Personal information
- Full name: Nicholas Peter Gerrard Wright
- Born: 9 January 1960 (age 66) Mill Hill, Middlesex, England
- Batting: Left-handed
- Relations: Martin Wright (brother)

Domestic team information
- 1980–1997: Hertfordshire

Career statistics
| Competition | List A |
| Matches | 7 |
| Runs scored | 67 |
| Batting average | 9.57 |
| 100s/50s | 0/0 |
| Top score | 17 |
| Balls bowled | 7 |
| Wickets | 1 |
| Bowling average | 11.00 |
| 5 wickets in innings | 0 |
| 10 wickets in match | 0 |
| Best bowling | 1/2 |
| Catches/stumpings | 0/– |
- Source: Cricinfo, 6 June 2011

= Nicholas Wright (cricketer, born 1960) =

English cricketer

Nicholas Peter Gerrard Wright (born 9 January 1960) is a former English cricketer. Wright was a left-handed batsman, his bowling style is unknown. He was born in Mill Hill, Middlesex.

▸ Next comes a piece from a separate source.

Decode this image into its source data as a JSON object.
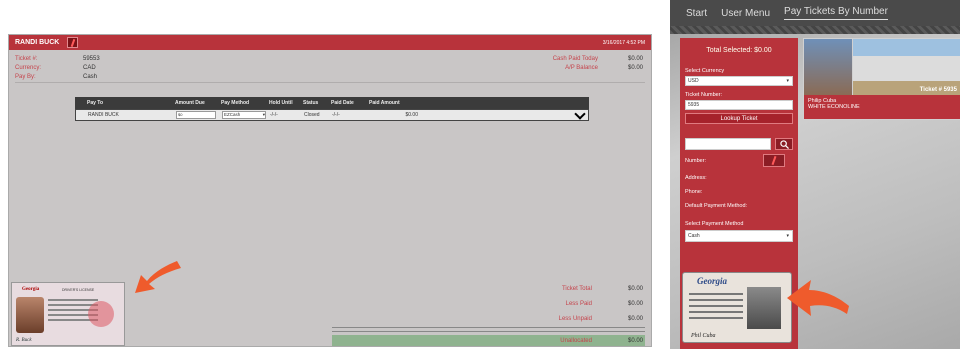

Wright made his debut for Hertfordshire in the 1980 Minor Counties Championship against Norfolk. Wright played Minor counties cricket for Hertfordshire from 1980 to 1997, which included 76 Minor Counties Championship matches and 21 MCCA Knockout Trophy matches. He made his List A debut against Hampshire in the 1983 NatWest Trophy. He made 6 further List A appearances for the county, the last coming against Warwickshire in the 1991 NatWest Trophy. In his 7 List A matches, he scored 67 runs at a batting average of 9.57, with a high score of 17. With the ball, he took a single wicket for the cost of 11 runs.

His brother, Martin, also played for Hertfordshire.